One of the other big trends in schools these days is data-driven decision making. We use data to inform decisions, allocate resources, and concentrate efforts. If we’re struggling in 7th grade math, we see that in the test results and can focus our efforts on professional development, intervention strategies, and teaching resources to improve 7th grade math. If a particular subgroup is not performing well, we can allocate resources to help that group. If we’re knocking the ball out of the park in 3rd grade reading, maybe we don’t need to focus so much on improving in that area. Academically, we’re pretty good at measuring achievement, and we’re getting better about using the data that we have to help us get better.

But with the portrait competencies, it’s very difficult to measure them. How do you know if a student in 8th grade is more innovative than he was in 5th grade? How do you measure things like empathy and confidence? Those are really tough to quantify. There’s no multiple choice test for that.

We have to be careful when we set goals. We really like measurable, quantifiable outcomes because it’s easy to show that we’ve done them. “In the next 3 years, we will increase the average 8th grade science scores by 10%.” We can measure that. We know if we’ve met the goal. And because it’s easy to measure, we’re more likely to adopt that as a goal. “This year, our students will skillfully use critical thinking to bring creative solutions to problems.” Did we do that? How many kids achieved a minimum level of competency in that goal?
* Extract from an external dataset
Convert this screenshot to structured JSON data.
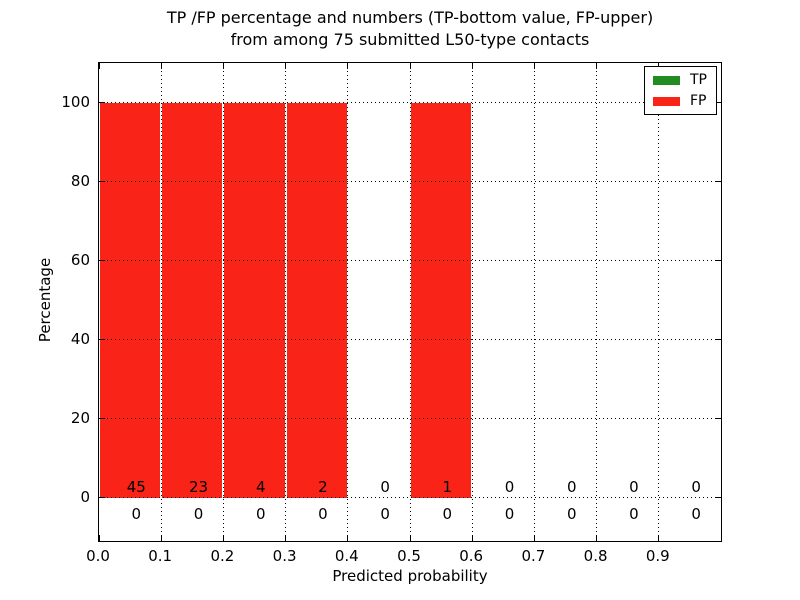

What does “minimum level of competency” even mean?

As we grow into our portraits of graduates, we need to make sure that we leave room to do them. We have to be more proactive about emphasizing them, more careful about finding new ways to measure (or at least demonstrate) them, and more flexible about how we articulate our goals. Without that, they’re just pretty posters that paint a portrait of what we would like to be, without a path to get there.